Twoja pamięć długoterminowa jest ściśle związana z tym, co czujesz w konkretnym momencie – zależy od Twojego stanu psychicznego i od siły emocji, a nie od liczby powtórzeń. Żeby naprawdę coś zapamiętać, nie musisz mechanicznie wkuwać. Dużo ważniejsze są nowe wrażenia. Zamiast kilka razy powtarzać dane słowo, lepiej spotkać je w różnych kombinacjach i kontekstach semantycznych wypełnionych nowymi emocjami.
Większość ogólnie stosowanych słów czytanych zgodnie z metodą Ilyi Franka możesz zapamiętać bez wkuwania, naturalnie – przez to, że słowa się po prostu powtarzają. Dlatego, czytając tekst, nie staraj się ich zapamiętać. „Dopóki nie przyswoję, nie ruszam dalej” – ta zasada w tym przypadku nie działa. Im bardziej naturalnie będziesz czytać, im szybciej będziesz się posuwać naprzód, tym lepiej. Wtedy ilość materiału zamienia się w jakość. Dlatego po prostu czytaj, myśląc nie o języku obcym, którego musisz się uczyć, ale o treści książki.

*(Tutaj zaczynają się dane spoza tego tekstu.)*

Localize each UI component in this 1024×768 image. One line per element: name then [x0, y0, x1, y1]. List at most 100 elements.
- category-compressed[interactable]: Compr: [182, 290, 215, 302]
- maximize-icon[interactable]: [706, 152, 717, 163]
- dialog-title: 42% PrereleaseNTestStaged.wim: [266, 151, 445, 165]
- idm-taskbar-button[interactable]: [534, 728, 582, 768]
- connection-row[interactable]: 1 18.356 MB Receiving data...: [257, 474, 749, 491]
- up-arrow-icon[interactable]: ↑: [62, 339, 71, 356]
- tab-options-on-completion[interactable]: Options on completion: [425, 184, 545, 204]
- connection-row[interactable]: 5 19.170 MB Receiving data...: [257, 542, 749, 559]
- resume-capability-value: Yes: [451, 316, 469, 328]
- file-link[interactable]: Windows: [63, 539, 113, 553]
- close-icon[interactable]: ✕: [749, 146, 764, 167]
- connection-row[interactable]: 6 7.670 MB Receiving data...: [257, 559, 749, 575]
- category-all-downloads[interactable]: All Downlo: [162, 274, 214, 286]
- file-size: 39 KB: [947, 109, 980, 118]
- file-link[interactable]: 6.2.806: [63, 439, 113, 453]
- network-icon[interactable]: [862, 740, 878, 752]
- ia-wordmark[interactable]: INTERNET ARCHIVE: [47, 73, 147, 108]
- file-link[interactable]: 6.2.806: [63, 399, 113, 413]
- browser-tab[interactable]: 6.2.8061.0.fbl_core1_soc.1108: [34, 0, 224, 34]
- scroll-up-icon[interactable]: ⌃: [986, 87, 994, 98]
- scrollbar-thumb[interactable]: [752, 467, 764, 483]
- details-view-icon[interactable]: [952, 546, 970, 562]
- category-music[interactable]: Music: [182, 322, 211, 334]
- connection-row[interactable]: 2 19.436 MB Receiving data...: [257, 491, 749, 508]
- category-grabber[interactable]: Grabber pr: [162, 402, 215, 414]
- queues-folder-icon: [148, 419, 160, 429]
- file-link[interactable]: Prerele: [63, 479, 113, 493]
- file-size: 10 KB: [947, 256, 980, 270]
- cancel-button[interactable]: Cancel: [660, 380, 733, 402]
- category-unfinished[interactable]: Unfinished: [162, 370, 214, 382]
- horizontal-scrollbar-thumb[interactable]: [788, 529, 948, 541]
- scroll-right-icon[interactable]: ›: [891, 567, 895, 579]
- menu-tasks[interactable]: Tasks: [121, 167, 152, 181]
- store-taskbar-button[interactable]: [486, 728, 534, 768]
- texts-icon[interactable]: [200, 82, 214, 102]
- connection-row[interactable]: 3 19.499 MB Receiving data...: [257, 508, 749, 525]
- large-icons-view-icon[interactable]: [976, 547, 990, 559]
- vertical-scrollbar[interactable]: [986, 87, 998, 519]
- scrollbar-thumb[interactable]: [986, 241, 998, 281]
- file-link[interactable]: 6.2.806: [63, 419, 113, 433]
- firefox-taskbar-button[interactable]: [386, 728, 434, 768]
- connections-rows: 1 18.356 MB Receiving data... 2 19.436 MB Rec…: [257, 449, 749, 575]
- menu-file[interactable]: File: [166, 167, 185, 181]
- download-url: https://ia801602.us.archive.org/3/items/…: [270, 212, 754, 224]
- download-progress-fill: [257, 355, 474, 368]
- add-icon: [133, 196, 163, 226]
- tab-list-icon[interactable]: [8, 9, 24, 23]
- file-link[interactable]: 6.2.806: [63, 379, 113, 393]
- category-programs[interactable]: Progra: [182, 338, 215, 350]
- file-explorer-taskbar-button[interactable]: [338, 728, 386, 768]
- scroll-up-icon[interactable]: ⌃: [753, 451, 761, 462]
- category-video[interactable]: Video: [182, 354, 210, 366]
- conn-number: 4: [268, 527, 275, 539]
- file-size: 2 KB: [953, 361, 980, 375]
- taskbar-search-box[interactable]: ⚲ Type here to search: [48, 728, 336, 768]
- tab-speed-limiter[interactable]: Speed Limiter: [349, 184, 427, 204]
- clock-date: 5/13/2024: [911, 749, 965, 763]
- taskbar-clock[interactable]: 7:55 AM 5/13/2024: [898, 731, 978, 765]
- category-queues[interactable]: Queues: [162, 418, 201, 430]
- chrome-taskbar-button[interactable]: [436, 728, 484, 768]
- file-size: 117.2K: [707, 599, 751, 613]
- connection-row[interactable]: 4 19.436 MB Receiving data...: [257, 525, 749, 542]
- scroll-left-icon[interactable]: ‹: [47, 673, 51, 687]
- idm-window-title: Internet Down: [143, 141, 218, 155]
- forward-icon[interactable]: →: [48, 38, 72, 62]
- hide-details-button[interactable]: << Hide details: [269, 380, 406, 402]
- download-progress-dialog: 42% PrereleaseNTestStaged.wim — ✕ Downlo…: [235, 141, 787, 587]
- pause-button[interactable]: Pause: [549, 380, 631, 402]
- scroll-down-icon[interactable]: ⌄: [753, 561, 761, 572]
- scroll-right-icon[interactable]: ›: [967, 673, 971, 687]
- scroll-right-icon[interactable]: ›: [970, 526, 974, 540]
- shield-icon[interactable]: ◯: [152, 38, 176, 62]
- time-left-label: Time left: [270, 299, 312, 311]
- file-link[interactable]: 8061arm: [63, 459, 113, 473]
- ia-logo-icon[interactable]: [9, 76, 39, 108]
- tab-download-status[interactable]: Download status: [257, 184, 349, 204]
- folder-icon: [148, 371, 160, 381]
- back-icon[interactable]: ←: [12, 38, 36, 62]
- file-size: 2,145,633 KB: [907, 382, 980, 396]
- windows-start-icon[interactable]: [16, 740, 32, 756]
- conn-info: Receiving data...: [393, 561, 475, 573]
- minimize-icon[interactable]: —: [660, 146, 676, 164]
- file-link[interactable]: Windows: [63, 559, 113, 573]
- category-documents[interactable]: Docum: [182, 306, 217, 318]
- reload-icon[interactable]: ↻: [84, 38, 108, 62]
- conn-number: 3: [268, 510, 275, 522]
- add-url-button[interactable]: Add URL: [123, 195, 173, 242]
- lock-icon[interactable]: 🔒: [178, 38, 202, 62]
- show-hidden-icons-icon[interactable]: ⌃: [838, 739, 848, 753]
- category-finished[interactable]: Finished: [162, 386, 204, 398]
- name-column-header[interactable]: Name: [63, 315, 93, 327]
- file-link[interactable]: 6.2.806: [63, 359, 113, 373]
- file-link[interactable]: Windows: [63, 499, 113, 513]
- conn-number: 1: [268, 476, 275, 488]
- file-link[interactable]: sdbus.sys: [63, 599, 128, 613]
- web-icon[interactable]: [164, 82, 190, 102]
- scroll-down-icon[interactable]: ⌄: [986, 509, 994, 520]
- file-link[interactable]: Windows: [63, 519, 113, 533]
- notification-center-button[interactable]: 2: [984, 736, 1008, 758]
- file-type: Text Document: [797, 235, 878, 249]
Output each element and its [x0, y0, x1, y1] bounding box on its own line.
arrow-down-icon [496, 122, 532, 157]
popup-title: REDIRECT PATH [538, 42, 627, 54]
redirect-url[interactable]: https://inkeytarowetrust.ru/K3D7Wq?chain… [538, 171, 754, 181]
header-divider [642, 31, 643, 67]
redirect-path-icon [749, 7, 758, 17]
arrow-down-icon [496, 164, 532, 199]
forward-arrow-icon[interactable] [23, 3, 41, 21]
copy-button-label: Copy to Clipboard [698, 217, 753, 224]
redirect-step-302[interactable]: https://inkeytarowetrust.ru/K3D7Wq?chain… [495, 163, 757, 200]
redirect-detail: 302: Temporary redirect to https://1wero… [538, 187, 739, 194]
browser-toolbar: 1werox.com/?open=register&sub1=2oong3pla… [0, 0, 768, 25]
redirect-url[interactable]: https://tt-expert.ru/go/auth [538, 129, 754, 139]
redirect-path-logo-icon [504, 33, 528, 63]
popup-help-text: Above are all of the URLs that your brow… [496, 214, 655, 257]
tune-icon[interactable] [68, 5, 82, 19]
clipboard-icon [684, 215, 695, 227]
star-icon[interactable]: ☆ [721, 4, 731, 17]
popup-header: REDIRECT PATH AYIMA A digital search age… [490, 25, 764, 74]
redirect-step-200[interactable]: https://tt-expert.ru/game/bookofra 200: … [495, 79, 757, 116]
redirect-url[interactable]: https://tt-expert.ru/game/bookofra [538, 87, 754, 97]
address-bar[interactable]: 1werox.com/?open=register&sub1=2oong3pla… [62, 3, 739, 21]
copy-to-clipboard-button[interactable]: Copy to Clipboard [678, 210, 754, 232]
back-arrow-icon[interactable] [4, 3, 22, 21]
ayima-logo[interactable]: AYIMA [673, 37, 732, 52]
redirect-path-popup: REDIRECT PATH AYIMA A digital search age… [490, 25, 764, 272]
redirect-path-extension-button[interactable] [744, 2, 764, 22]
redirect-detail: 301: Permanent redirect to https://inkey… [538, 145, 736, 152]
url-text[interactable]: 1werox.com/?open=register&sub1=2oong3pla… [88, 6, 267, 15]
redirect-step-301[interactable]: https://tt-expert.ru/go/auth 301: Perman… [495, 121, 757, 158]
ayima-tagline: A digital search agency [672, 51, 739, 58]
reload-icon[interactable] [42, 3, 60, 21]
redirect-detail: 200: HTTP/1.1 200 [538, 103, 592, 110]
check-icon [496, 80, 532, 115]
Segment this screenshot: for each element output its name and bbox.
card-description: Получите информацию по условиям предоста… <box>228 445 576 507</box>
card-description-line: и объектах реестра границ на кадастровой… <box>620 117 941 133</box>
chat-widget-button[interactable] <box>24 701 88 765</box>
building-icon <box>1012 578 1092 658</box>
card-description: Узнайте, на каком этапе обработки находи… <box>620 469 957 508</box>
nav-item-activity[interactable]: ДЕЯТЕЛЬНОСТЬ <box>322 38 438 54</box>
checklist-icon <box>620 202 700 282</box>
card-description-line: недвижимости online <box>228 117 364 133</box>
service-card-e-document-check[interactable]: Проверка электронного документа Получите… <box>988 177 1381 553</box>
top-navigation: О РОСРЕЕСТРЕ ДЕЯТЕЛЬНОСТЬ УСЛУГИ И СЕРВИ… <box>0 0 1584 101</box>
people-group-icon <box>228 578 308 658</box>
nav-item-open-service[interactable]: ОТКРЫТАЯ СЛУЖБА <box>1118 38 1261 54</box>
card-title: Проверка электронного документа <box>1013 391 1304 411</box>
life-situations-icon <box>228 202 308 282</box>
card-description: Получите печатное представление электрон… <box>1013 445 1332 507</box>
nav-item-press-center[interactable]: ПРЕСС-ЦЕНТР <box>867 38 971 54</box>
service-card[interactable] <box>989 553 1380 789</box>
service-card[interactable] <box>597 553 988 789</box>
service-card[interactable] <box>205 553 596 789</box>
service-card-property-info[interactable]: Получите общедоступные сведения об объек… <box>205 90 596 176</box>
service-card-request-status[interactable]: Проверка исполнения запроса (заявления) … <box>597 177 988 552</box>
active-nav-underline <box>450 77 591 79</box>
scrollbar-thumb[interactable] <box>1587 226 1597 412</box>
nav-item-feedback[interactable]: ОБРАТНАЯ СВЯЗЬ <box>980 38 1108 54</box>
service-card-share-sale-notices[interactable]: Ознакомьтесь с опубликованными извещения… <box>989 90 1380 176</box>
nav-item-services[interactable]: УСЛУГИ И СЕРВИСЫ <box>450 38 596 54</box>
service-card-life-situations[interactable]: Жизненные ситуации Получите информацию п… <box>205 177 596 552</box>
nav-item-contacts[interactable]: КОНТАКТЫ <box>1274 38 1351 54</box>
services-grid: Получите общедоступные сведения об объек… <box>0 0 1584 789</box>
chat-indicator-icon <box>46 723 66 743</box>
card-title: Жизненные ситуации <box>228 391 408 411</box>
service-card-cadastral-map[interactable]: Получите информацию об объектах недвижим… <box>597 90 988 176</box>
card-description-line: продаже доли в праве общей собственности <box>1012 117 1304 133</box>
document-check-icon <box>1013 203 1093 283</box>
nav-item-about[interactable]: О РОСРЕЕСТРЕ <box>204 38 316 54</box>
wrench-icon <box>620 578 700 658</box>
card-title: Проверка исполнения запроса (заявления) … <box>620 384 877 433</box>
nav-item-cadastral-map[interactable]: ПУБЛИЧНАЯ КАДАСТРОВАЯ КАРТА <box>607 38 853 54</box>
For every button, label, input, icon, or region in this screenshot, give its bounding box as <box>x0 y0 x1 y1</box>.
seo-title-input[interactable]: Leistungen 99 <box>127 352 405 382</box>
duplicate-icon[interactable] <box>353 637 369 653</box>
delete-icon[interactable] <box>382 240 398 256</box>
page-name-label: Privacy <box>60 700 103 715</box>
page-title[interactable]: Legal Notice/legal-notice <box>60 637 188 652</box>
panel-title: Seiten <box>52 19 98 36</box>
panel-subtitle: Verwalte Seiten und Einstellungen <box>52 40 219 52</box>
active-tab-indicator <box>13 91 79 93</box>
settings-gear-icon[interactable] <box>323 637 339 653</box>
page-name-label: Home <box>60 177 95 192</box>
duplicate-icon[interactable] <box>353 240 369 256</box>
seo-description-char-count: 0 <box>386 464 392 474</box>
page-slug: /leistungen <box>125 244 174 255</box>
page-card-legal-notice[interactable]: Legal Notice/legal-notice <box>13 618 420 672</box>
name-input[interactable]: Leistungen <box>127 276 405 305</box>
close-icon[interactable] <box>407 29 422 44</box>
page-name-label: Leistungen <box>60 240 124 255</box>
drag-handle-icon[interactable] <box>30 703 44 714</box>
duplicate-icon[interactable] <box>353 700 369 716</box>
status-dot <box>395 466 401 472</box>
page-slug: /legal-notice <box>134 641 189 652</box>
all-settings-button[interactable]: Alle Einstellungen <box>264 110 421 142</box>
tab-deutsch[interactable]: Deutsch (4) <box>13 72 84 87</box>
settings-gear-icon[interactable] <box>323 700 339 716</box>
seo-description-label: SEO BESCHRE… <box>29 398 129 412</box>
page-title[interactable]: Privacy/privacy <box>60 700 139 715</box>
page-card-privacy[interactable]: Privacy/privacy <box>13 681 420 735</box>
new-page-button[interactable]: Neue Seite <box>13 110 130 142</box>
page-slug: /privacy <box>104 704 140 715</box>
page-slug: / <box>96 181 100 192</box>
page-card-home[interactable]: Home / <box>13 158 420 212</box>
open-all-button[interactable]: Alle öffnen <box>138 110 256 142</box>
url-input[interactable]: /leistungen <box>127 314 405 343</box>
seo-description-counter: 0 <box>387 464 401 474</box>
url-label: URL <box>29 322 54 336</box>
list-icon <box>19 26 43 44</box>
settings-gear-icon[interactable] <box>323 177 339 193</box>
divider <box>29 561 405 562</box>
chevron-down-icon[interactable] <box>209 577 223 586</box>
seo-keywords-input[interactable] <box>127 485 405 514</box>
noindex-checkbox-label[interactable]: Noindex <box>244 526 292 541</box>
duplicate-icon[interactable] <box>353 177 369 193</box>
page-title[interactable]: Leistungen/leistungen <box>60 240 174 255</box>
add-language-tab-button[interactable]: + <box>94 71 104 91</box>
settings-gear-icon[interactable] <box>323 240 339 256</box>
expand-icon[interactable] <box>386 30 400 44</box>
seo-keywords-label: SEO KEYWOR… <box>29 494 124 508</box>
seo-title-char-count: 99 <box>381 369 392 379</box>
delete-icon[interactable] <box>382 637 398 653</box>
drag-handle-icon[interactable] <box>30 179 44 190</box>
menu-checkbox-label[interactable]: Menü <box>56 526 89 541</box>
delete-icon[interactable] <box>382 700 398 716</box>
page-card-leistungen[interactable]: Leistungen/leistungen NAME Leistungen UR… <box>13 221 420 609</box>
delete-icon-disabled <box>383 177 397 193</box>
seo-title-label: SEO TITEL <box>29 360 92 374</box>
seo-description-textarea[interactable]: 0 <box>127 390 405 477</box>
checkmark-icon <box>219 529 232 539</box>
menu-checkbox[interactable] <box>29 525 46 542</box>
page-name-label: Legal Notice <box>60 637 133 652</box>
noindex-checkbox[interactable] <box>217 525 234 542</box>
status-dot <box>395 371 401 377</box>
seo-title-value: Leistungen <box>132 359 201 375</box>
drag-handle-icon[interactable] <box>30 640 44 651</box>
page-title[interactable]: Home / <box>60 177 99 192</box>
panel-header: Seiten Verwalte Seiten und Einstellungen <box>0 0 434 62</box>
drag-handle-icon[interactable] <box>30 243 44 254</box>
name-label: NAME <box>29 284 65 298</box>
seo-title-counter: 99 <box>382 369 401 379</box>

Główny problem wszystkich, którzy bardzo długo uczyli się jakiegoś języka obcego, polega na tym, że robią to pomału, nie angażując się całkowicie. Język to nie matematyka – nie trzeba się go uczyć, do niego należy się przyzwyczajać. Tutaj główną rolę odgrywa nie logika, lecz pamięć i wykształcona umiejętność. Pod tym względem można go porównać do sportu, którym trzeba zajmować się systematycznie i regularnie, ponieważ inaczej trudno jest osiągnąć dobre rezultaty.
Jeśli zaczniesz czytać od razu i dużo, to poziom swobodnego czytania w języku obcym będzie kwestią trzech–czterech miesięcy (gdy zaczynasz od zera). Jeśli jednak pozwolisz sobie na długie przerwy i nie będziesz czytać systematycznie, to zaczniesz się męczyć i utkniesz w jednym miejscu.
Z tego punktu widzenia język jest podobny do góry lodowej – na nią trzeba się szybko wspiąć. Dopóki tego nie zrobisz, będziesz się ześlizgiwać w dół. Gdy opanujesz już poziom swobodnego czytania, ta umiejętność pozostanie na zawsze, a razem z nią całe słownictwo – nawet jeśli powrócisz do lektury za kilka lat. Jeśli jednak nie dojdziesz do tego etapu, cały wysiłek włożony w naukę języka może po prostu zostać zmarnowany.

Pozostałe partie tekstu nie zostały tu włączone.